A veces, después de que Norma Jeane la ayudara a limpiar el piso durante toda la mañana, lavando y secando platos, Della la premiaba llevándola a dar de comer a los pájaros. ¡Los momentos más felices de la niña! Ella y la abuela arrojaban migas de pan en el suelo cubierto de arena de un descampado cercano y observaban cómo bajaban los pájaros, cautelosos pero hambrientos, entre frenéticos aleteos y rápidos picotazos. Palomas, torcazas, oropéndolas, alborotadores arrendajos. Bandadas de currucas de cabeza negra. Y en los arbustos, entre las campanillas, colibríes apenas más grandes que abejorros. Della decía que este minúsculo pájaro se distinguía por su capacidad para volar hacia atrás y hacia los lados, a diferencia de cualquier otra especie; era un «diablillo astuto» casi doméstico, pero se negaba a comer migas de pan o semillas. Norma Jeane estaba fascinada por aquellas aves de iridiscentes plumas rojas y verdes que brillaban bajo el sol como el metal y aleteaban con tanta rapidez que sus alas se desdibujaban; los picos finos como agujas se hundían en las flores tubulares para libar su néctar mientras los pájaros permanecían suspendidos en el aire. ¡Y después desaparecían con tanta rapidez!

—¿Adónde van, abuela?

Della se encogía de hombros. Ya había renunciado al papel de la abuela que conforta a una niña solitaria.

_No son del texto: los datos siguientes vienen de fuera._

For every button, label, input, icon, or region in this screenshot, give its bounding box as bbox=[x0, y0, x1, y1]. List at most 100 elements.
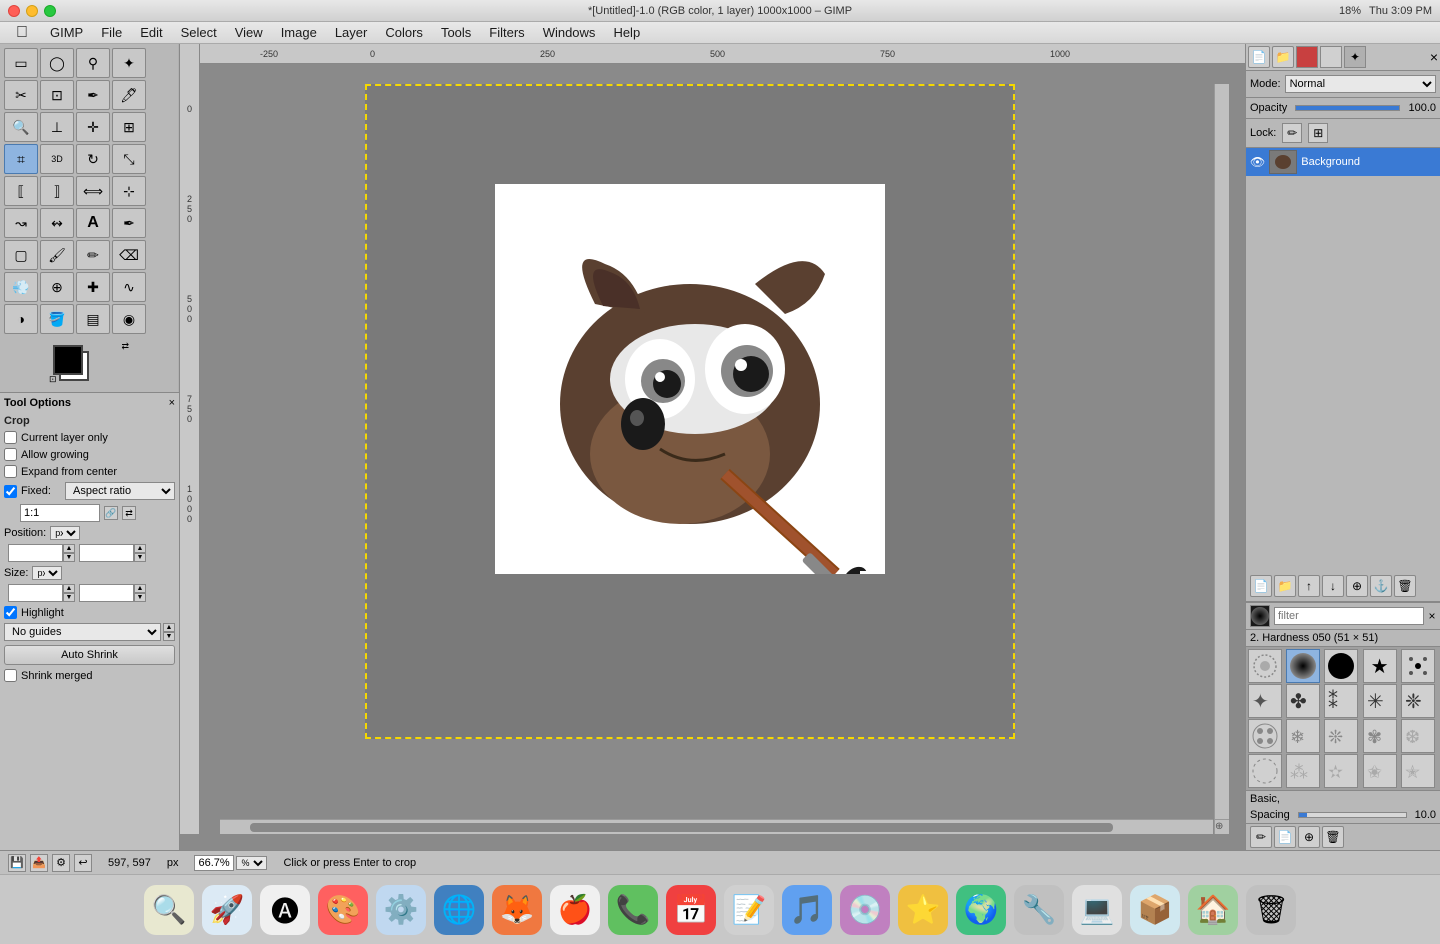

—¿Quién sabe? Allí adonde vayan los pájaros.

Después de su muerte, se dijo que Della Monroe había envejecido tras el fallecimiento de su esposo. Aunque mientras estaba vivo, Della se quejaba de él ante cualquiera que quisiera escucharla: de su afición por la bebida, «sus pulmones enfermos», «sus malos hábitos». A pesar del sobrepeso de Della, de su cara permanentemente encarnada debido a la hipertensión, no había cuidado su salud.

Como una vela henchida por el viento recorría el barrio en busca de su nieta. Poco después de darle permiso para salir a jugar, quería que volviera a casa. Decía que pretendía salvar a la niña de las garras de su hija:

—Esa que rompió el corazón de su propia madre.

Aquella tarde de agosto brillaba un sol de justicia y hacía tanto calor que nadie, salvo algunos niños que jugaban detrás del edificio, había salido a la calle. La abuela Della tuvo la premonición de que iba a ocurrir algo, algo malo, de modo que se aventuró al bochorno gritando «¡Norma Jeane! ¡Norma Je-ane!» con el peculiar tono que los demás llamaban «el golpe del cuchillo del carnicero», uno-dos-tres, uno-dos-tres, llamando desde el camino de la entrada, desde el callejón adyacente, desde el descampado, mientras Norma Jeane y sus amigas corrían a esconderse entre risitas ahogadas.
No respondí. No podía obligarme
. Sin embargo, Norma Jeane adoraba a su abuela, la única persona que la quería de verdad, la única persona que la amaba sin herirla y que sólo pretendía protegerla. Pero cuando los niños del barrio se burlaban de Della, llamándola «gorda elefanta vieja», la niña se sentía avergonzada.